Building an online community is just like building any other community: building relationships, trust, credibility, and open communication. It is important as an educator to set the norms for working together and clearly identify the roles and responsibilities for everyone in the community. It's also important to build in opportunities for interaction. When thinking about interaction, refer to Moore's Interaction Framework to consider the different sort of interactions a student might experience. Build opportunities for students to interact with yourself as the instructor, interact with the content, and interact with other students.
Student to Instructor Interaction
Students can interact with the instructor via email, asynchronously, or live zoom sessions, synchronously. You can also consider the feedback you provide to students as a form of interaction, and this is likely an asynchronous interaction. Posting on the class discussion forum is another way to interact with students asynchronously, while a live chat session in Microsoft Teams is a similar form of interaction in a synchronous format. You can also record lecture videos to post in the course as another means of interacting asynchronously with students. What are some other ways students might interact with you in your course?

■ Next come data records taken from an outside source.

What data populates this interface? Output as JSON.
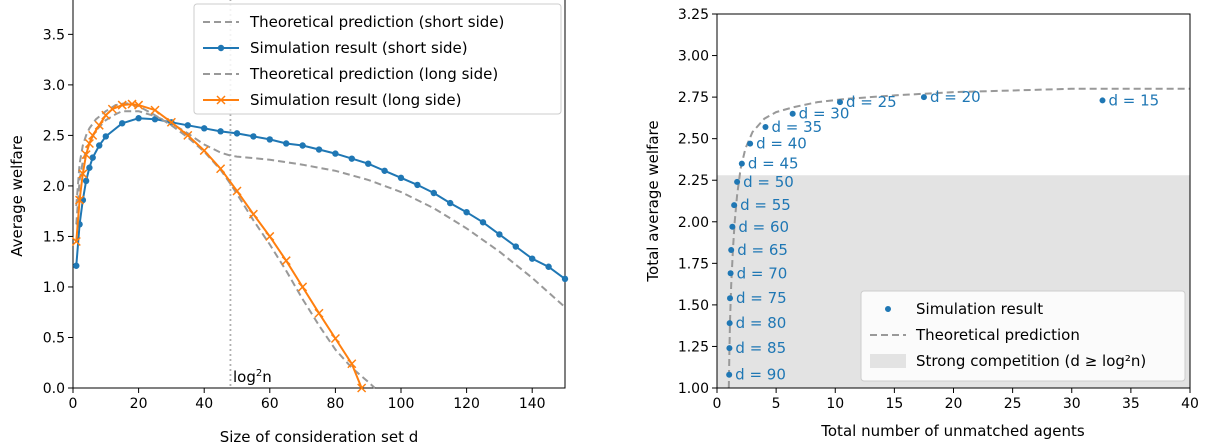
{
  "chart_data": [
    {
      "type": "line",
      "xlabel": "Size of consideration set d",
      "ylabel": "Average welfare",
      "xlim": [
        0,
        150
      ],
      "ylim": [
        0,
        3.85
      ],
      "xticks": [
        "0",
        "20",
        "40",
        "60",
        "80",
        "100",
        "120",
        "140"
      ],
      "yticks": [
        "0.0",
        "0.5",
        "1.0",
        "1.5",
        "2.0",
        "2.5",
        "3.0",
        "3.5"
      ],
      "vline": {
        "x": 48,
        "label": "log",
        "label_sup": "2",
        "label_tail": "n",
        "color": "#b0b0b0"
      },
      "legend_position": "top-right",
      "series": [
        {
          "name": "Theoretical prediction (short side)",
          "style": "dashed",
          "color": "#999999",
          "x": [
            1,
            2,
            3,
            4,
            5,
            7,
            10,
            13,
            15,
            20,
            25,
            30,
            35,
            40,
            45,
            48,
            50,
            60,
            70,
            80,
            90,
            100,
            110,
            120,
            130,
            140,
            150
          ],
          "y": [
            1.62,
            2.06,
            2.24,
            2.35,
            2.43,
            2.55,
            2.65,
            2.71,
            2.74,
            2.74,
            2.69,
            2.62,
            2.52,
            2.41,
            2.33,
            2.3,
            2.29,
            2.26,
            2.21,
            2.15,
            2.06,
            1.94,
            1.78,
            1.58,
            1.35,
            1.09,
            0.8
          ]
        },
        {
          "name": "Simulation result (short side)",
          "style": "solid-dot",
          "color": "#1f77b4",
          "x": [
            1,
            2,
            3,
            4,
            5,
            6,
            8,
            10,
            15,
            20,
            25,
            30,
            35,
            40,
            45,
            50,
            55,
            60,
            65,
            70,
            75,
            80,
            85,
            90,
            95,
            100,
            105,
            110,
            115,
            120,
            125,
            130,
            135,
            140,
            145,
            150
          ],
          "y": [
            1.21,
            1.62,
            1.86,
            2.05,
            2.18,
            2.28,
            2.4,
            2.49,
            2.62,
            2.67,
            2.66,
            2.63,
            2.6,
            2.57,
            2.54,
            2.52,
            2.49,
            2.46,
            2.42,
            2.4,
            2.36,
            2.32,
            2.27,
            2.22,
            2.15,
            2.08,
            2.01,
            1.93,
            1.83,
            1.74,
            1.64,
            1.52,
            1.4,
            1.28,
            1.2,
            1.08
          ]
        },
        {
          "name": "Theoretical prediction (long side)",
          "style": "dashed",
          "color": "#999999",
          "x": [
            1,
            2,
            3,
            4,
            5,
            7,
            10,
            13,
            16,
            20,
            25,
            30,
            35,
            40,
            45,
            48,
            50,
            55,
            60,
            65,
            70,
            75,
            80,
            85,
            90,
            92
          ],
          "y": [
            1.8,
            2.22,
            2.4,
            2.5,
            2.57,
            2.66,
            2.74,
            2.8,
            2.82,
            2.79,
            2.7,
            2.6,
            2.48,
            2.34,
            2.16,
            2.02,
            1.92,
            1.66,
            1.42,
            1.16,
            0.88,
            0.62,
            0.38,
            0.2,
            0.06,
            0.0
          ]
        },
        {
          "name": "Simulation result (long side)",
          "style": "solid-x",
          "color": "#ff7f0e",
          "x": [
            1,
            2,
            3,
            4,
            5,
            6,
            8,
            10,
            12,
            15,
            18,
            20,
            25,
            30,
            35,
            40,
            45,
            50,
            55,
            60,
            65,
            70,
            75,
            80,
            85,
            88
          ],
          "y": [
            1.45,
            1.86,
            2.12,
            2.31,
            2.42,
            2.5,
            2.6,
            2.7,
            2.76,
            2.8,
            2.81,
            2.8,
            2.75,
            2.63,
            2.5,
            2.35,
            2.17,
            1.95,
            1.72,
            1.5,
            1.26,
            1.0,
            0.74,
            0.49,
            0.24,
            0.0
          ]
        }
      ]
    },
    {
      "type": "scatter",
      "xlabel": "Total number of unmatched agents",
      "ylabel": "Total average welfare",
      "xlim": [
        0,
        40
      ],
      "ylim": [
        1.0,
        3.25
      ],
      "xticks": [
        "0",
        "5",
        "10",
        "15",
        "20",
        "25",
        "30",
        "35",
        "40"
      ],
      "yticks": [
        "1.00",
        "1.25",
        "1.50",
        "1.75",
        "2.00",
        "2.25",
        "2.50",
        "2.75",
        "3.00",
        "3.25"
      ],
      "shaded_region": {
        "y_from": 1.0,
        "y_to": 2.28,
        "color": "#e3e3e3"
      },
      "legend_position": "bottom-right",
      "legend": [
        "Simulation result",
        "Theoretical prediction",
        "Strong competition (d ≥ log²n)"
      ],
      "points": [
        {
          "label": "d = 15",
          "x": 32.6,
          "y": 2.73
        },
        {
          "label": "d = 20",
          "x": 17.5,
          "y": 2.75
        },
        {
          "label": "d = 25",
          "x": 10.4,
          "y": 2.72
        },
        {
          "label": "d = 30",
          "x": 6.4,
          "y": 2.65
        },
        {
          "label": "d = 35",
          "x": 4.1,
          "y": 2.57
        },
        {
          "label": "d = 40",
          "x": 2.8,
          "y": 2.47
        },
        {
          "label": "d = 45",
          "x": 2.1,
          "y": 2.35
        },
        {
          "label": "d = 50",
          "x": 1.7,
          "y": 2.24
        },
        {
          "label": "d = 55",
          "x": 1.45,
          "y": 2.1
        },
        {
          "label": "d = 60",
          "x": 1.3,
          "y": 1.97
        },
        {
          "label": "d = 65",
          "x": 1.2,
          "y": 1.83
        },
        {
          "label": "d = 70",
          "x": 1.15,
          "y": 1.69
        },
        {
          "label": "d = 75",
          "x": 1.1,
          "y": 1.54
        },
        {
          "label": "d = 80",
          "x": 1.07,
          "y": 1.39
        },
        {
          "label": "d = 85",
          "x": 1.05,
          "y": 1.24
        },
        {
          "label": "d = 90",
          "x": 1.03,
          "y": 1.08
        }
      ],
      "theory_curve": {
        "x": [
          1.0,
          1.05,
          1.1,
          1.2,
          1.35,
          1.5,
          1.7,
          2.0,
          2.4,
          3.0,
          4.0,
          5.0,
          6.5,
          8.5,
          11,
          15,
          20,
          25,
          30,
          35,
          40
        ],
        "y": [
          1.0,
          1.22,
          1.4,
          1.62,
          1.84,
          2.0,
          2.16,
          2.32,
          2.44,
          2.54,
          2.62,
          2.66,
          2.69,
          2.72,
          2.74,
          2.76,
          2.78,
          2.79,
          2.8,
          2.8,
          2.8
        ]
      },
      "point_color": "#1f77b4",
      "curve_color": "#999999"
    }
  ]
}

Student to Student Interaction
Students can interact synchronously with their peers on live zoom sessions, especially in a breakout room where they have the opportunity to discuss. They can interact asynchronously with peers via email or the course discussion board. To build in more student to student interaction, consider building small group activities into the course. Students can be organized into small groups within D2L, and interact to complete tasks and activities. You can direct them to use collaboration tools to complete their tasks. Some tools to consider are shared documents like Microsoft Word in Office365 or a Google Doc, or a peer review tool like Eli Review. What are some other collaborative tasks students can complete together?
Student to Content Interaction
Students will primarily interact with the content asynchronously, but it is still important to provide a variety of interaction opportunities. Traditional means of interacting with content might include reading assignments in the textbook, articles, or case studies. Consider including a few other opportunities for interacting with content such as videos or podcasts online. Also think about ways for students to actively engage with the content, such as project-based learning where students explore and learn by working through a project, or by completing an assignment requiring them to respond to the content like a written assignment or their own video recording. What are some other ways students might interact with the content?